With a constant renewal of his artistic practice, A Fragile Beauty traces the development of Förg’s pioneering cross-disciplinary work from 1973 – 2008, offering a fresh perspective and deeper understanding as well as appreciation of the artist’s place in history. The exhibition includes major loans from private collections and notable German institutions such as the Städel Museum, Frankfurt and the Staatliche Graphische Sammlung, Munich.
Reaction against Modernism
Günther Förg was closely associated with the Cologne scene of the 1980’s and experimented with abstraction as well as monochrome painting, a rejection against figurative painting that was more prominent at the time. He was heavily engaged with the formalism of 20th-century avant-garde movements and adopted a utopian idea that the purity in the use of materials contributes to a better society, setting him apart from his contemporaries. Förg utilized materials in an unconventional manner, leading them to adopt a more ‘impure’ quality, evident in his series of lead paintings. His clashing use of color was a direct criticism of modernism.

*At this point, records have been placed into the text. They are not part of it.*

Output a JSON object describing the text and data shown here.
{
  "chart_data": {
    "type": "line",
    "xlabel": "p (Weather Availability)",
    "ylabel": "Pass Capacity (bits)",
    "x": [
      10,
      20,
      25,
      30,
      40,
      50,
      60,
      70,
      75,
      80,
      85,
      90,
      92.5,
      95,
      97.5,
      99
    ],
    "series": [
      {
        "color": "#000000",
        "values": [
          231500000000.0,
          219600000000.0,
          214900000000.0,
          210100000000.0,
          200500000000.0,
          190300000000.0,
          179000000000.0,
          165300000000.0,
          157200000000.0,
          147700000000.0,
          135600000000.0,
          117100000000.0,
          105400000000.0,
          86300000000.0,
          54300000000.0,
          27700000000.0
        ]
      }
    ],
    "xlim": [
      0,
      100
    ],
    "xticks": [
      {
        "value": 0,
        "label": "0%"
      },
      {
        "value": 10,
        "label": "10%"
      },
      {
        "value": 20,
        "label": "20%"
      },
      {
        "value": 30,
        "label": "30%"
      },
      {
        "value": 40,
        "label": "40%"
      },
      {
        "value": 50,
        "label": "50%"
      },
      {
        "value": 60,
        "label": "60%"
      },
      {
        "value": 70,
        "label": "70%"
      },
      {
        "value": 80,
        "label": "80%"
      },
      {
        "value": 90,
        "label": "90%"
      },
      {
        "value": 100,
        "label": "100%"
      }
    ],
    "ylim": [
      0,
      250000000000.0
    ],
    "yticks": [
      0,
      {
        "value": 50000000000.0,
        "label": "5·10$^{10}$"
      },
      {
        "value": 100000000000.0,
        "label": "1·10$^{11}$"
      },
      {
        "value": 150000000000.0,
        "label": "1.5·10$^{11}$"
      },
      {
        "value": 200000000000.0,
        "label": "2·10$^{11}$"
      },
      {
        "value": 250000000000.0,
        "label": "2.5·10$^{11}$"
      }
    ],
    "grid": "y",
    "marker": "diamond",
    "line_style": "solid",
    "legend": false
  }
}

Universal concepts of form, mass, proportion, rhythm and structure constitute a common thread in his work, and his early style was reminiscent of Cy Twombly and Ellsworth Kelly. He implied a more painterly approach to his photography with its grainy focus and unique perspectives, and created art not simply as object, but also as commentary, seeking out to explore the legacy of the modernist aesthetic in a postmodern age. His work has been closely aligned to modern masters including Barnett Newman, Clyfford Still, Mark Rothko and Edvard Munch, that too which he was heavily influenced by.

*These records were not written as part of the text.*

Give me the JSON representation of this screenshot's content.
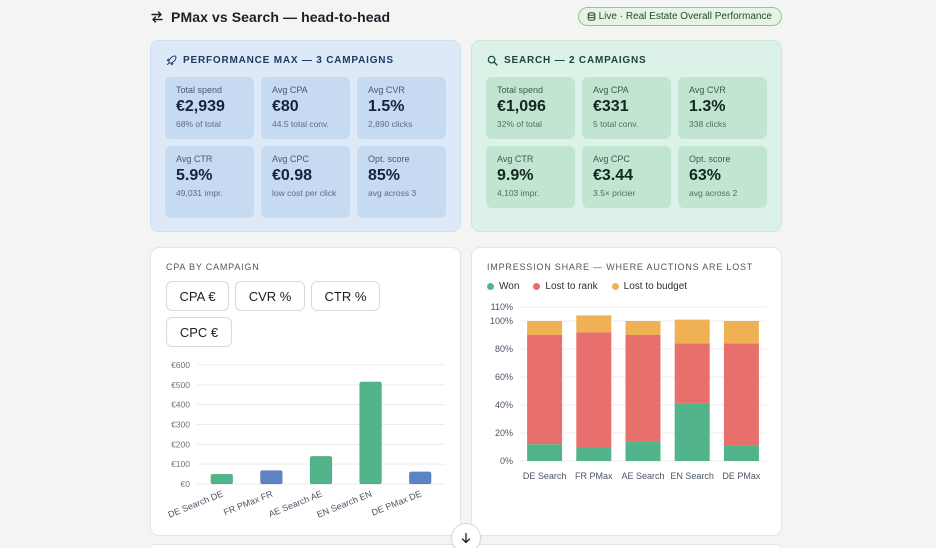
{
  "header": {
    "title": "PMax vs Search — head-to-head",
    "badge": "Live · Real Estate Overall Performance"
  },
  "pmax": {
    "heading": "PERFORMANCE MAX — 3 CAMPAIGNS",
    "tiles": [
      {
        "label": "Total spend",
        "value": "€2,939",
        "sub": "68% of total"
      },
      {
        "label": "Avg CPA",
        "value": "€80",
        "sub": "44.5 total conv."
      },
      {
        "label": "Avg CVR",
        "value": "1.5%",
        "sub": "2,890 clicks"
      },
      {
        "label": "Avg CTR",
        "value": "5.9%",
        "sub": "49,031 impr."
      },
      {
        "label": "Avg CPC",
        "value": "€0.98",
        "sub": "low cost per click"
      },
      {
        "label": "Opt. score",
        "value": "85%",
        "sub": "avg across 3"
      }
    ]
  },
  "search": {
    "heading": "SEARCH — 2 CAMPAIGNS",
    "tiles": [
      {
        "label": "Total spend",
        "value": "€1,096",
        "sub": "32% of total"
      },
      {
        "label": "Avg CPA",
        "value": "€331",
        "sub": "5 total conv."
      },
      {
        "label": "Avg CVR",
        "value": "1.3%",
        "sub": "338 clicks"
      },
      {
        "label": "Avg CTR",
        "value": "9.9%",
        "sub": "4,103 impr."
      },
      {
        "label": "Avg CPC",
        "value": "€3.44",
        "sub": "3.5× pricier"
      },
      {
        "label": "Opt. score",
        "value": "63%",
        "sub": "avg across 2"
      }
    ]
  },
  "cpa_card": {
    "title": "CPA BY CAMPAIGN",
    "buttons": [
      "CPA €",
      "CVR %",
      "CTR %",
      "CPC €"
    ]
  },
  "imp_card": {
    "title": "IMPRESSION SHARE — WHERE AUCTIONS ARE LOST"
  },
  "colors": {
    "search_bar": "#52b48a",
    "pmax_bar": "#5b84c4",
    "won": "#52b48a",
    "lost_rank": "#e8706c",
    "lost_budget": "#f0b155"
  },
  "chart_data": [
    {
      "type": "bar",
      "title": "CPA BY CAMPAIGN",
      "categories": [
        "DE Search DE",
        "FR PMax FR",
        "AE Search AE",
        "EN Search EN",
        "DE PMax DE"
      ],
      "values": [
        50,
        68,
        140,
        515,
        62
      ],
      "channel": [
        "search",
        "pmax",
        "search",
        "search",
        "pmax"
      ],
      "y_ticks": [
        "€0",
        "€100",
        "€200",
        "€300",
        "€400",
        "€500",
        "€600"
      ],
      "ylim": [
        0,
        600
      ],
      "grid": true
    },
    {
      "type": "bar",
      "stacked": true,
      "title": "IMPRESSION SHARE — WHERE AUCTIONS ARE LOST",
      "categories": [
        "DE Search",
        "FR PMax",
        "AE Search",
        "EN Search",
        "DE PMax"
      ],
      "series": [
        {
          "name": "Won",
          "values": [
            12,
            10,
            14,
            41,
            11
          ]
        },
        {
          "name": "Lost to rank",
          "values": [
            78,
            82,
            76,
            43,
            73
          ]
        },
        {
          "name": "Lost to budget",
          "values": [
            10,
            12,
            10,
            17,
            16
          ]
        }
      ],
      "y_ticks": [
        "0%",
        "20%",
        "40%",
        "60%",
        "80%",
        "100%",
        "110%"
      ],
      "ylim": [
        0,
        110
      ],
      "legend": "top-left",
      "grid": true
    }
  ]
}
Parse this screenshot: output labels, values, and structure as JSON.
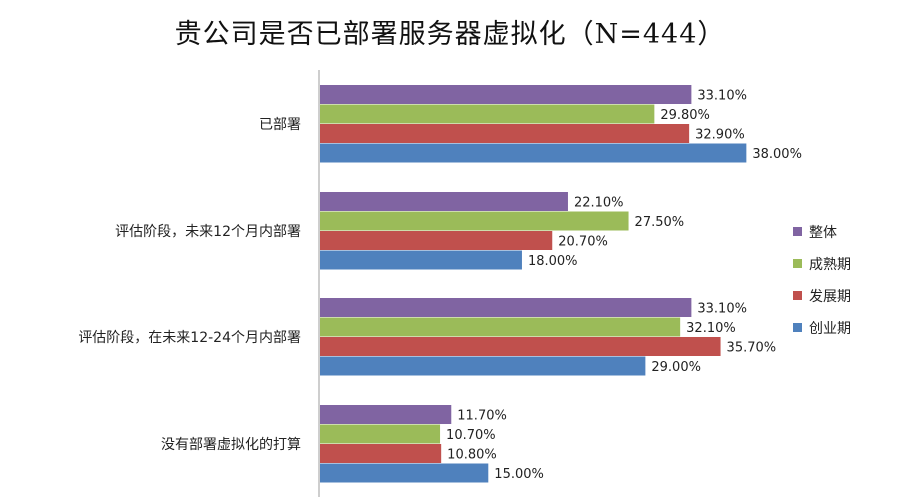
{
  "chart_data": {
    "type": "bar",
    "orientation": "horizontal",
    "title": "贵公司是否已部署服务器虚拟化（N=444）",
    "categories": [
      "已部署",
      "评估阶段，未来12个月内部署",
      "评估阶段，在未来12-24个月内部署",
      "没有部署虚拟化的打算"
    ],
    "value_unit": "%",
    "value_decimals": 2,
    "xlim": [
      0,
      40
    ],
    "grid": false,
    "legend_position": "right",
    "series": [
      {
        "name": "整体",
        "color": "#8064A2",
        "values": [
          33.1,
          22.1,
          33.1,
          11.7
        ]
      },
      {
        "name": "成熟期",
        "color": "#9BBB59",
        "values": [
          29.8,
          27.5,
          32.1,
          10.7
        ]
      },
      {
        "name": "发展期",
        "color": "#C0504D",
        "values": [
          32.9,
          20.7,
          35.7,
          10.8
        ]
      },
      {
        "name": "创业期",
        "color": "#4F81BD",
        "values": [
          38.0,
          18.0,
          29.0,
          15.0
        ]
      }
    ]
  }
}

Spotlighting Günther Förg ’s Diverse Artistic Practice
The exhibition begins with a recreation of a seminal wall mural from 1986, monochromatic paintings, an important gray painting from 1973 featuring undecipherable text, as well as and a monumental gray grid painting from 2009 that the artist layered over one of his vibrant Spot Paintings. It also includes many of the artist’s multimedia paintings, such as a multi-panel work of painted lead, which is presented alongside a large diptych featuring acrylic and gold leaf. Five plaster and mixed media sculptures from 2000 are also featured in the exhibition. Many are composed of found household objects enveloped in plaster, renouncing their original forms to the amorphous plaster encasement. His interests are highlighted in architecture and history, featuring twelve photographs ranging in subject from portraits to modernist constructions in Italy from the 20’s and 30’s.
Concluding the exhibition is a group of the artist’s late works, Förg’s Spot Paintings from 2007 to 2008, signaling his return to painting to manifest the expressive freedom he allowed himself towards the end of his life. These distinctive paintings feature large swathes of color on white ground, which lay bare the artist’s gesture and emphasize the activity of painting itself.
A Fragile Beauty reignites an exciting dialogue with the artist, who was driven by a boundless urge for freedom in his experimental artistic practice. Today, his works can be seen in collections of the Hamburger Bahnhof in Berlin, the Kunstmuseum Bonn, the Museum für Moderne Kunst in Frankfurt am Main, and the Museum of Modern Art in New York, amongst others.